Why does a 800x600 rectangle in OpenGL take so much longer time than many small rectangles? In my head I would have thought drawing 1 would be better than many.

public class LWJGLtest {
int screenwidth = 1024;
int screenheight = 768;
private Texture texture;
int[][] Star1 = new int[100][2];

public void start() {
    try {
        Display.setDisplayMode(new DisplayMode(screenwidth, screenheight));
        Display.create();
    } catch (LWJGLException e) {
        e.printStackTrace();
        System.exit(0);
    }

    for (int r = 0; r < Star1.length; r++) {
        Star1[r][0] = (int) (screenwidth * Math.random());
        Star1[r][1] = (int) (screenheight * Math.random());
        for (int c = 0; c < Star1[r].length; c++) {
            System.out.print(" " + Star1[r][c]);
        }
        System.out.println("");
    }
    glEnable(GL_TEXTURE_2D);
    glEnable(GL_BLEND);
    glBlendFunc(GL_SRC_ALPHA, GL_ONE_MINUS_SRC_ALPHA);
    glDisable(GL_DEPTH_TEST);
    glMatrixMode(GL_PROJECTION);
    glLoadIdentity();
    glOrtho(0, screenwidth, screenheight, 0, 1, -1);
    try {
        texture = TextureLoader.getTexture("PNG", ResourceLoader.getResourceAsStream("fighter.png"));
    } catch (IOException ex) {
        Logger.getLogger(LWJGLtest.class.getName()).log(Level.SEVERE, null, ex);
    }
    //////////////////
    boolean bsmall = false;
    ////////////////////
    while (!Display.isCloseRequested()) {
        glClear(GL_COLOR_BUFFER_BIT | GL_DEPTH_BUFFER_BIT);
        glColor3f(1f, 0f, 0f);
        if (bsmall) {
            for (int i = 0; i < 100; i++) {
                int x = (int) (screenwidth * Math.random());
                int y = (int) (screenheight * Math.random());
                DrawImage(texture, x, y, 30, 30);
                //DrawRect(x, y, screenwidth, screenheight);
            }
        } else {
            for (int i = 0; i < 1; i++) {
                int x = 0;//(int) (screenwidth * Math.random());
                int y = 0;//(int) (screenheight * Math.random());
                DrawImage(texture, x, y, screenwidth, screenheight);
                //DrawRect(x, y, screenwidth, screenheight);
            }
        }
        Display.update();
    }
    Display.destroy();
}

void DrawImage(Texture tex, int x, int y, int w, int h) {
    if (tex == null) {
        return;
    }
    tex.bind();
    glBegin(GL_QUADS);
    glTexCoord2f(0, 0);
    glVertex2f(x, y);
    glTexCoord2f(1, 0);
    glVertex2f(x + w, y);
    glTexCoord2f(1, 1);
    glVertex2f(x + w, y + h);
    glTexCoord2f(0, 1);
    glVertex2f(x, y + h);
    glEnd();
}

public static void main(String[] argv) {
    LWJGLtest displayExample = new LWJGLtest();
    displayExample.start();
}
}

When bsmall == true I get 1000 better fps than when false?

Answer 1

This is a very deep question and very hardware dependent.
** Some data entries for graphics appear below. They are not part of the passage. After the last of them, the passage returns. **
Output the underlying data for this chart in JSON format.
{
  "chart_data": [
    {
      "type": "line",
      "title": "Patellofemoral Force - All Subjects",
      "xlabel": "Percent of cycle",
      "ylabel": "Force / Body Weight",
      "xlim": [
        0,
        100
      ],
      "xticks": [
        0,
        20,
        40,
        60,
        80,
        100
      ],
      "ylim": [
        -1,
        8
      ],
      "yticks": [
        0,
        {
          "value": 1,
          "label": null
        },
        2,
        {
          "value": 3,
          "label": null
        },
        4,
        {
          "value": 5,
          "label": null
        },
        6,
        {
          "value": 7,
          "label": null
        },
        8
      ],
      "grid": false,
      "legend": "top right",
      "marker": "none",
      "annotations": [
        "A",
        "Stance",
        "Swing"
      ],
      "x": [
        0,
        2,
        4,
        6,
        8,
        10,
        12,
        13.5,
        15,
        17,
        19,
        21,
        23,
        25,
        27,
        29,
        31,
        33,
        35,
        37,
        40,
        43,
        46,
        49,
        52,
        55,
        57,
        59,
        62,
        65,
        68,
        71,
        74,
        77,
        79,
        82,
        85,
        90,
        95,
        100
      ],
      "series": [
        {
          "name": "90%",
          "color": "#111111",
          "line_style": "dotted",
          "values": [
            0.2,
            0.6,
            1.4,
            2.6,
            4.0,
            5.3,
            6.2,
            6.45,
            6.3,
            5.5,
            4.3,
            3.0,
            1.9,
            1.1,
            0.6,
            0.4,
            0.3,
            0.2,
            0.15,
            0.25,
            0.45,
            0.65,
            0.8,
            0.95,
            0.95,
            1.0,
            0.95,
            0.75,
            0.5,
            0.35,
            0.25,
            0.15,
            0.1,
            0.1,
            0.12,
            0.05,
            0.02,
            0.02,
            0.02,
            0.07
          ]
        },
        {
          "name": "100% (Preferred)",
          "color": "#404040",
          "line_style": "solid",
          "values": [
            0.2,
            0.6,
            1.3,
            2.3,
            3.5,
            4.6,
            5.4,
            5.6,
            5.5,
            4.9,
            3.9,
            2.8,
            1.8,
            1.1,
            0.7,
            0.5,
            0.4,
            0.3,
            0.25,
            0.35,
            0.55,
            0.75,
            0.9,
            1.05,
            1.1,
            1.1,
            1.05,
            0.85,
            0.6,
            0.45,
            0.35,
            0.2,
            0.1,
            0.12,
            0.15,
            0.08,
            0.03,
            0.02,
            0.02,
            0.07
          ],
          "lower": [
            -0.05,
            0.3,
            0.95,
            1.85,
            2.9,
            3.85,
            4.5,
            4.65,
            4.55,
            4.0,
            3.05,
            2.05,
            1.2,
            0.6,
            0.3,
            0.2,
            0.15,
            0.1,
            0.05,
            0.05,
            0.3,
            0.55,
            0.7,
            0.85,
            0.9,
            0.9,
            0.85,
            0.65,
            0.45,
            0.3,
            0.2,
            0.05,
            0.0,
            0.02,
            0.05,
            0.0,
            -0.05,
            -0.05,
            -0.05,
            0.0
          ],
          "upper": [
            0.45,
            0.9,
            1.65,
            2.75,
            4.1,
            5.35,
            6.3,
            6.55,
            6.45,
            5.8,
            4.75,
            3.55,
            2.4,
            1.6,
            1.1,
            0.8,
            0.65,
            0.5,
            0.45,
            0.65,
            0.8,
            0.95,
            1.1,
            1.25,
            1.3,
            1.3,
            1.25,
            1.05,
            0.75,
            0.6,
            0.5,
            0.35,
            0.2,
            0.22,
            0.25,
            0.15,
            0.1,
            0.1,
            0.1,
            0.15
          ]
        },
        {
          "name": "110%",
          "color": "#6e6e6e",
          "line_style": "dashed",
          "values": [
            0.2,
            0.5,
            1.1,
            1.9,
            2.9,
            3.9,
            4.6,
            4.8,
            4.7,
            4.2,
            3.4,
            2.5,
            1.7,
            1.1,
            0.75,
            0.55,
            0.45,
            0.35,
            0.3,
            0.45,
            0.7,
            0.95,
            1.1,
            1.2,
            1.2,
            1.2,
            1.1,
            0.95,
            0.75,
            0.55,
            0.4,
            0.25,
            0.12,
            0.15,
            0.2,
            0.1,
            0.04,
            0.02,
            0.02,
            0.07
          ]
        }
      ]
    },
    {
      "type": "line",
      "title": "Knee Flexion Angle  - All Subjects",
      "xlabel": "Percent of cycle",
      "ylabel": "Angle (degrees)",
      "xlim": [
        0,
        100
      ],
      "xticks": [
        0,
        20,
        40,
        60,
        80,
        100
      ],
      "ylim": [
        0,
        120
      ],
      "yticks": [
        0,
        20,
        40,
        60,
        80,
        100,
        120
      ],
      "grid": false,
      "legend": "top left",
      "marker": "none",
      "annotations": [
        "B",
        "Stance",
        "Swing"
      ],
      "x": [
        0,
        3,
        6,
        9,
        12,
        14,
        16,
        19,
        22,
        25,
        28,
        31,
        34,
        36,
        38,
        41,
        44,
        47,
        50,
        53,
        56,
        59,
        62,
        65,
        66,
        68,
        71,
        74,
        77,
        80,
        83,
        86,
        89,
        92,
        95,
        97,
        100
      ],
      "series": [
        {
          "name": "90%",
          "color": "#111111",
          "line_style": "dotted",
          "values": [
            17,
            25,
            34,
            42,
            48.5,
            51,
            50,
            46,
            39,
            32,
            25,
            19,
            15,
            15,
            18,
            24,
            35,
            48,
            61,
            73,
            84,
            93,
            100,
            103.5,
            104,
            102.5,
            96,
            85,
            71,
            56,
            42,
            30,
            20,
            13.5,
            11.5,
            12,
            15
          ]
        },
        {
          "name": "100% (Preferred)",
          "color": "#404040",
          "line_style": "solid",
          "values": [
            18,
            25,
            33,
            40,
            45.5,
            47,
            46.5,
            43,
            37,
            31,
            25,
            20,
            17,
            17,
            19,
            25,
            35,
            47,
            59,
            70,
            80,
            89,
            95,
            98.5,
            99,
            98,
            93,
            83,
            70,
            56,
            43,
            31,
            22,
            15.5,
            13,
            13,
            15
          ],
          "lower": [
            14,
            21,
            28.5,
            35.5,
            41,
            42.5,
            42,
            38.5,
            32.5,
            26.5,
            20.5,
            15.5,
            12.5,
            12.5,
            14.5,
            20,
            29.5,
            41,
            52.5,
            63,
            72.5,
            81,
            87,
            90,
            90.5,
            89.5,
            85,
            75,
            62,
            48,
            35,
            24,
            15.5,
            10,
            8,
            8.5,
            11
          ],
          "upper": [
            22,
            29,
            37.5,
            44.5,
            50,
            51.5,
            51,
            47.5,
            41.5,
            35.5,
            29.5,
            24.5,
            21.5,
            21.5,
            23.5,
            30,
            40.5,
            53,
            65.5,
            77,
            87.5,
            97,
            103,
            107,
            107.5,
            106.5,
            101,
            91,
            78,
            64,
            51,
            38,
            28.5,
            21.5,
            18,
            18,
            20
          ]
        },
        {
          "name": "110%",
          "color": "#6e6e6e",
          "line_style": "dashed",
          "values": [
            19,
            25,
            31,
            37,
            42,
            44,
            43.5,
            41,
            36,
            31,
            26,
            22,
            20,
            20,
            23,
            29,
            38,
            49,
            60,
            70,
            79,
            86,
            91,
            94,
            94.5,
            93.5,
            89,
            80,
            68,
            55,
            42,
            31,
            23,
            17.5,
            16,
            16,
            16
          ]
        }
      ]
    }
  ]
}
However, notice that in your case the texture coordinates are fixed. That means your smaller rectangles draw smaller versions of the texture. Likely your textures use mipmapping. Mipmapping has smaller versions of a texture for when you display the texture as smaller like you are here.

Therefore, the smaller your rectangles, the less data you'll actually end up accessing. This is called texture fetching, and often its overhead is far greater than vertex processing. So yes, you are processing more vertices, you're drawing about the same number of pixels, and you're doing the same amount of texture fetching -- but your texture fetching is most likely entirely in texture cache, so it's very much faster to access.

You need to compare apples and apples -- make the output look exactly the same and then see which technique is faster.

Another example -- On PS3 graphics hardware there's a certain pattern of tiling full screen drawing that causes the shader quad distributor to do a better job distributing work to the fragment shading units. Likewise it could be with your graphics card. It's hard to know and hard to understand, especially when manufacturers don't like giving away all of their secrets.